Glossary
What is a payment processor and how is it different from a payment gateway?
A payment processor is a company that handles the actual movement of money between a customer's account and a merchant's account, including authorization, settlement, and risk management.
A payment processor is the company that does the heavy lifting on a transaction: it talks to the customer's bank, gets authorization, settles the funds, manages chargebacks, and deposits the net into the merchant account. Stripe, Square, PayPal, and Adyen are payment processors. Visa and Mastercard are not — they are card networks the processor talks to on the merchant's behalf.
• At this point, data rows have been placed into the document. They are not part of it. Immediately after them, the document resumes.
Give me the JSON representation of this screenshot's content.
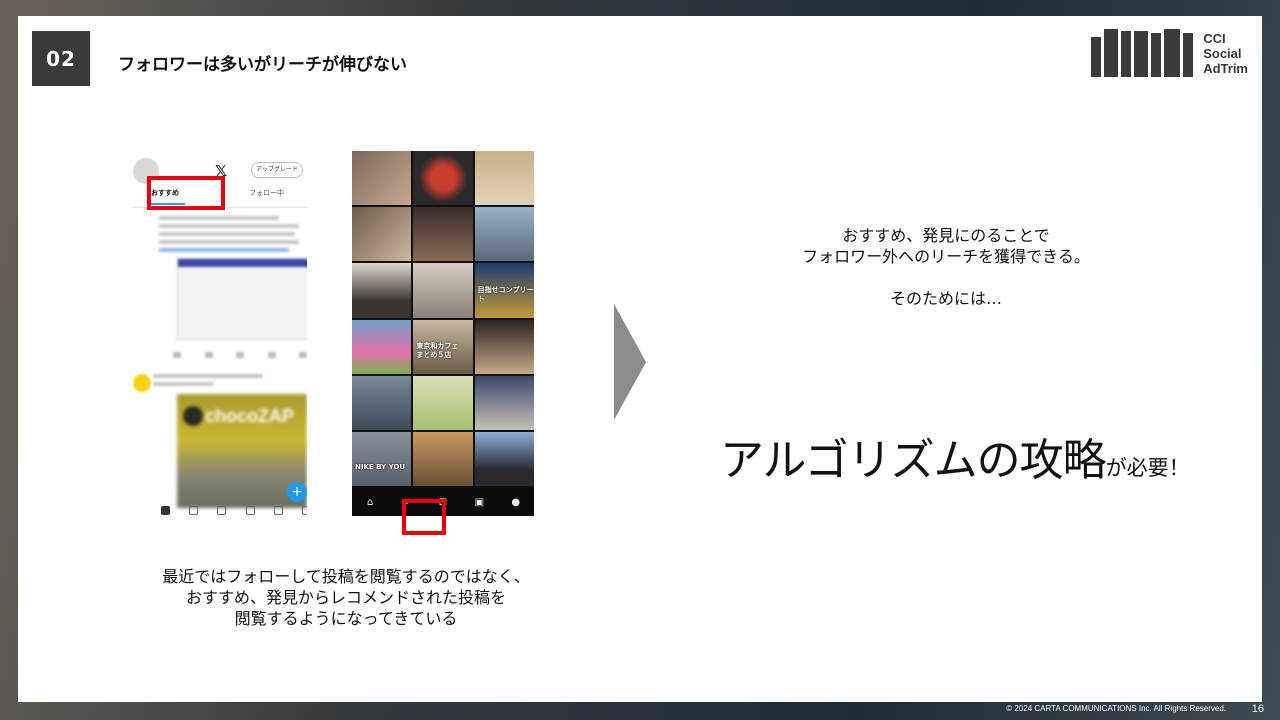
{
  "header": {
    "section_number": "02",
    "title": "フォロワーは多いがリーチが伸びない"
  },
  "logo": {
    "line1": "CCI",
    "line2": "Social",
    "line3": "AdTrim",
    "icon": "adtrim-logo-mark"
  },
  "phone_x": {
    "tab_recommended": "おすすめ",
    "tab_following": "フォロー中",
    "upgrade_button": "アップグレード",
    "brand_icon": "x-logo-icon",
    "promo_text": "chocoZAP"
  },
  "phone_instagram": {
    "caption_1": "目指せコンプリート",
    "caption_2": "東京和カフェ\nまとめ５店",
    "caption_3": "NIKE BY YOU"
  },
  "left_caption": "最近ではフォローして投稿を閲覧するのではなく、\nおすすめ、発見からレコメンドされた投稿を\n閲覧するようになってきている",
  "right_text": {
    "line1": "おすすめ、発見にのることで",
    "line2": "フォロワー外へのリーチを獲得できる。",
    "line3": "そのためには…"
  },
  "headline": {
    "main": "アルゴリズムの攻略",
    "suffix": "が必要！"
  },
  "footer": {
    "copyright": "© 2024 CARTA COMMUNICATIONS Inc.  All Rights Reserved.",
    "page": "16"
  },
  "colors": {
    "accent_red": "#e8000b",
    "dark": "#3a3a3a",
    "x_blue": "#1d9bf0"
  }
}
The distinction between processor and gateway gets confused because some products do both. A payment gateway is the front-end piece that takes the card details from a customer and securely passes them to a processor. A processor handles the back-end. Stripe sells both, packaged together. Standalone gateways like Authorize.net hand off to processors like First Data. For most small businesses on Stripe or Square, the distinction does not matter operationally — the processor and gateway are bundled.
Pricing across processors is broadly similar: 2.9% plus 30 cents per transaction is the standard card rate for non-enterprise customers, with various discounts for ACH (often around 0.8%), invoicing-specific rates, and volume tiers. The processor relationship matters more for fund-flow control. For Syntharra, Stripe Connect routes funds directly from debtor to client bank without ever touching Syntharra's account — a structural choice that avoids any custodial risk.